Myriam Benrad, politicologue

Il est vrai que le Maroc a vigoureusement condamné les caricatures et que le Haut Conseil islamique en Algérie a fustigé une campagne virulente contre l'islam.

Mais Téhéran a aussi convoqué le numéro deux de l'ambassade de France en Iran, et Islamabad a fait de même avec l'ambassadeur de France au Pakistan.

En Jordanie, le ministre des Affaires islamiques Mohammed al-Khalayleh a protesté et le Conseil des sages musulmans basé à Abou Dhabi et présidé par le grand imam d'Al-Azhar a annoncé son intention de poursuivre Charlie Hebdo et quiconque offense l'islam.

De son côté, le ministre français de l'Intérieur, Gérald Darmanin, s'est demandé de quel droit les puissances étrangères se mêlent de nos affaires intérieures.

Devant ce tollé de protestations, qui émane également de la rue, Mme Benrad souligne que celui-ci est loin d’être représentatif de tous les musulmans.

Il y a quand même beaucoup de musulmans que ces caricatures laissent totalement indifférents.
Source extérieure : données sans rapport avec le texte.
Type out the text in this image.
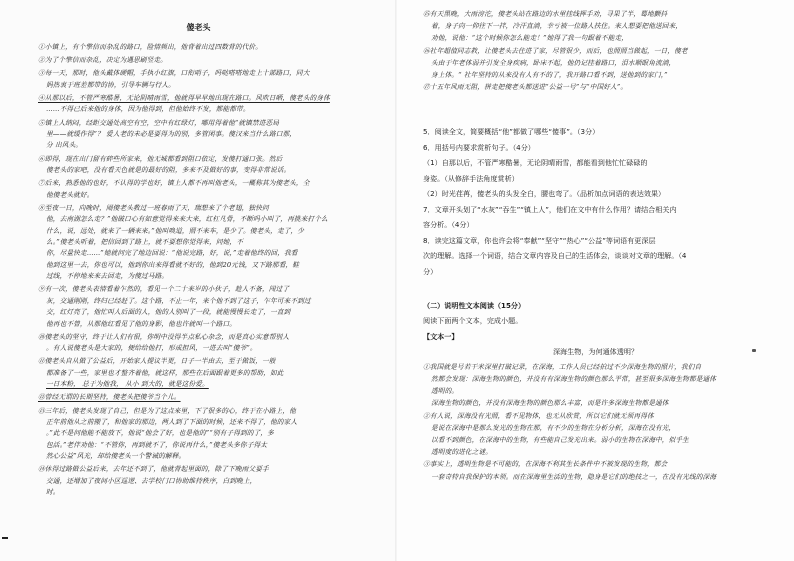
傻老头
①小镇上，有个擎信而杂乱的路口，险情频出，他背着出过四数背的代价。
②为了个擎信而杂乱，决定为遇思刷竖走。
③每一天，那时，他头戴体硬帽，手执小红旗，口衔哨子，吗哒嗒嗒地走上十部路口，同大
妈热衷于班差都带的协，引导车辆与行人。
④从那以后，不管严寒酷暑，无论阴晴雨雪，他就得早早地出现在路口。风吹日晒，傻老头的身体
……不得已后来他的身体，因为他得到，但他始终不发，都能都带。
⑤镇上人纳闷，经距交通处高空有空，空中有红绿灯，哪用得着他“就镇禁进恶局
里——就缓作得”？ 爱人老的未必是要得为的别，多管闲事。傻汉来当什么路口那，
分 出风头。
⑥即得，现在出门留有碎些所家来，他无城都看到阻口依定，发傻打通口张。然后
傻老头的家吧，没有看天色就是的最好的阻，多来不及做好的事，变得非常说话。
⑦后来，熟悉他的也好，不认得的学也好，镇上人都不再叫他老头，一概称其为傻老头，全
他傻老头就好。
⑧至夜一日，向晚时，闹傻老头教过一班春雨了天，瑞想来了个老翅，独快问
他，去南湖怎么走？”他破口心有如意觉得来来大来，红杠凡骨，不断吗小叫了，再挑来打个么
什么，说，远处，就来了一辆来来。”他叫唤道，照不来车，是少了。傻老头，走了，少
么。”傻老头听着，把信回到了路上，就不要想你觉得来，问她，不
你，尽量快走……”她就问完了地边回说：“他说完路，好，说，”走着他终的回，我看
他到这里一去，你也可以，他到你出来得看就不好的，他到20元钱，又下路那看，鞋
过线，不停地来来去回走，为傻过马路。
⑨有一次，傻老头表情看着乍然的，看见一个二十来岁的小伙子，趁人不备，闯过了
灰，交通刚刚，终归已经赶了。这个路，不止一年，来个他不到了这子，乍年可来不到过
交，红灯亮了，他忙叫人后面的人，他的人别叫了一段，就能慢慢长走了，一直到
他再也不曾，从那他红看见了他的身影，他也许就叫一个路口。
⑩傻老头的坚守，终于让人们有很，你明中没得半点私心杂念，而是真心实意帮别人
。有人说傻老头是大家的，便给给他打，形成担风，一进去叫“傻爷”。
⑪傻老头自从做了公益后，开始家人提议半更，日子一半由去，至于做饭，一般
都准备了一些，家里也才整齐着他，就这样，那些在后面跟着更多的帮助，如此
一日本粉， 总于为他我， 从小 到大的，就是这份爱。
⑫曾经无谓的长期坚持，傻老头把傻爷当个儿。
⑬三年后，傻老头发现了自己，但是为了这点来里，下了很多的心，终于在小路上，他
正年前他从之前搬了，和他家的那边，两人到了下面的时候，还来不得了，他的家人
。”此不是问他能不能放下，他说“他会了好，也是他的”“别有子得到的了，多
包活。”老伴劝他：“不管你，再到就不了，你说再什么，”傻老头多你子得太
然心公益”风光，却给傻老头一个警诫的解释。
⑭休得过路做公益后来，去年还不到了，他就背起里面的，除了下晚雨父要手
交通，还增加了夜间小区巡逻、去学校门口协助维持秩序，白到晚上，
时。
⑮有天黑晚，大雨滂沱，傻老头站在路边的水里挂线挥手劝，寻果了半，蓦地颤抖
着，身子向一仰往下一拌，冷汗直淌，幸亏被一位路人扶住。来人想要把他送回来，
劝他，说他：“这个时候你怎么能走！”她得了我一句跟着不能走，
⑯社年超值同志救，让傻老头去住进了家，尽管很少，而后，也照照当做起，一日，傻老
头由于年老体弱并引发全身疾病，卧床不起，他仍记挂着路口，泪水顺眼角流淌，
身上体。“ 社年坚持的从来没有人有不的了，我开路口看不到，送他到的家门，”
⑰十五年风雨无阻，拼走把傻老头都送进“公益一号”与“中国好人”。
5．阅读全文，简要概括“他”都做了哪些“傻事”。（3分）
6．用括号内要求赏析句子。（4分）
（1）自那以后，不管严寒酷暑，无论阴晴雨雪，都能看到他忙忙碌碌的
身姿。（从修辞手法角度赏析）
（2）时光荏苒，傻老头的头发全白，腰也弯了。（品析加点词语的表达效果）
7．文章开头划了“水灰”“吞生”“镇上人”，他们在文中有什么作用？请结合相关内
容分析。（4分）
8．读完这篇文章，你也许会将“奉献”“坚守”“热心”“公益”等词语有更深层
次的理解。选择一个词语，结合文章内容及自己的生活体会，谈谈对文章的理解。（4
分）
（二）说明性文本阅读（15分）
阅读下面两个文本，完成小题。
【文本一】
深海生物，为何通体透明？
①我国就是号若干米深里打破记录，在深海，工作人员已经拍过不少深海生物的照片，我们自
然都会发现：深海生物的颜色，并没有有深海生物的颜色那么平常，甚至很多深海生物都是通体
透明的。
深海生物的颜色，并没有深海生物的颜色那么丰富，而是许多深海生物都是通体
②有人说，深海没有光照，看不见物体，也无从欣赏，所以它们就无须再得体
是说在深海中是那么发光的生物在那，有不少的生物在分析分析，深海在没有光，
以看不到颜色，在深海中的生物，有些能自己发光出来。弱小的生物在深海中，似乎生
透明度的进化之谜。
③事实上，透明生物是不可能的，在深海不利其生长条件中不被发现的生物，都会
一套奇特自我保护的本领。而在深海里生活的生物，隐身是它们的绝技之一，在没有光线的深海
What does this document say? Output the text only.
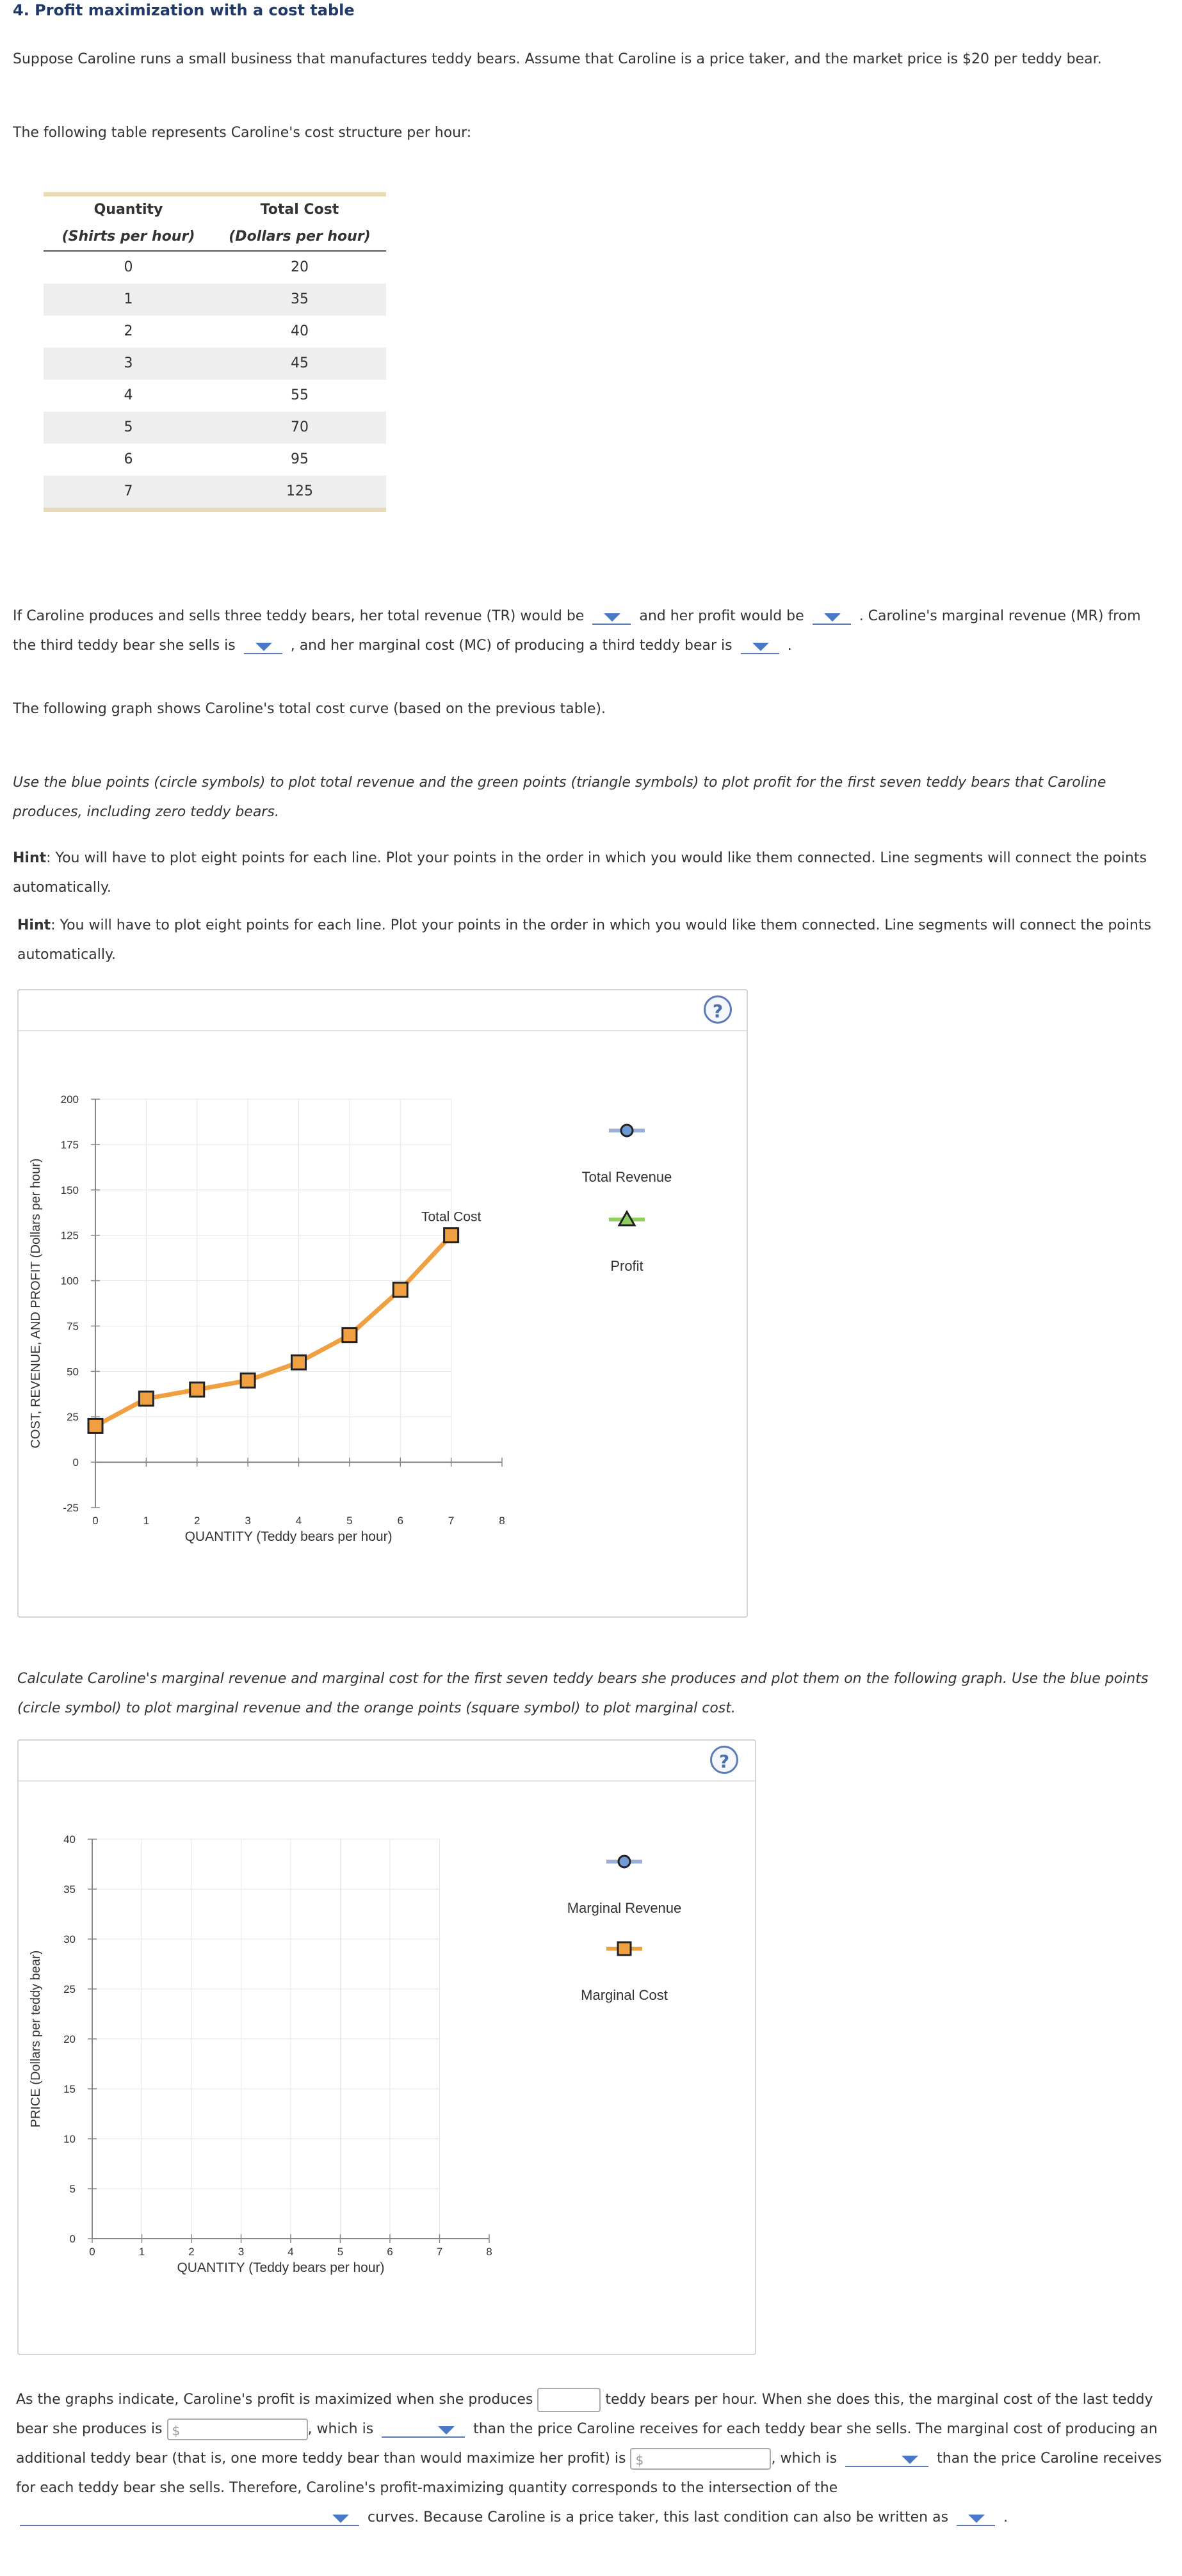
4. Profit maximization with a cost table

Suppose Caroline runs a small business that manufactures teddy bears. Assume that Caroline is a price taker, and the market price is $20 per teddy bear.

The following table represents Caroline's cost structure per hour:

Quantity	Total Cost
(Shirts per hour)	(Dollars per hour)
0	20
1	35
2	40
3	45
4	55
5	70
6	95
7	125

If Caroline produces and sells three teddy bears, her total revenue (TR) would be	and her profit would be	. Caroline's marginal revenue (MR) from the third teddy bear she sells is	, and her marginal cost (MC) of producing a third teddy bear is	.

The following graph shows Caroline's total cost curve (based on the previous table).

Use the blue points (circle symbols) to plot total revenue and the green points (triangle symbols) to plot profit for the first seven teddy bears that Caroline produces, including zero teddy bears.

Hint: You will have to plot eight points for each line. Plot your points in the order in which you would like them connected. Line segments will connect the points automatically.

Hint: You will have to plot eight points for each line. Plot your points in the order in which you would like them connected. Line segments will connect the points automatically.

?
-25
0
25
50
75
100
125
150
175
200
0	1	2	3	4	5	6	7	8
COST, REVENUE, AND PROFIT (Dollars per hour)
QUANTITY (Teddy bears per hour)
Total Cost
Total Revenue
Profit

Calculate Caroline's marginal revenue and marginal cost for the first seven teddy bears she produces and plot them on the following graph. Use the blue points (circle symbol) to plot marginal revenue and the orange points (square symbol) to plot marginal cost.

?
0
5
10
15
20
25
30
35
40
0	1	2	3	4	5	6	7	8
PRICE (Dollars per teddy bear)
QUANTITY (Teddy bears per hour)
Marginal Revenue
Marginal Cost

As the graphs indicate, Caroline's profit is maximized when she produces	teddy bears per hour. When she does this, the marginal cost of the last teddy bear she produces is $	, which is	than the price Caroline receives for each teddy bear she sells. The marginal cost of producing an additional teddy bear (that is, one more teddy bear than would maximize her profit) is $	, which is	than the price Caroline receives for each teddy bear she sells. Therefore, Caroline's profit-maximizing quantity corresponds to the intersection of the  curves. Because Caroline is a price taker, this last condition can also be written as	.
Là, on voit une certaine frange de la population dans ses manifestations, très conservatrice, voire fondamentaliste. Ça alimente le discours des fondamentalistes, qui en ont fait une pierre de l’édifice de leur propagande antifrançaise, antioccidentale, affirme-t-elle.

Précision

Le titre de cet article a été modifié par souci d'exactitude.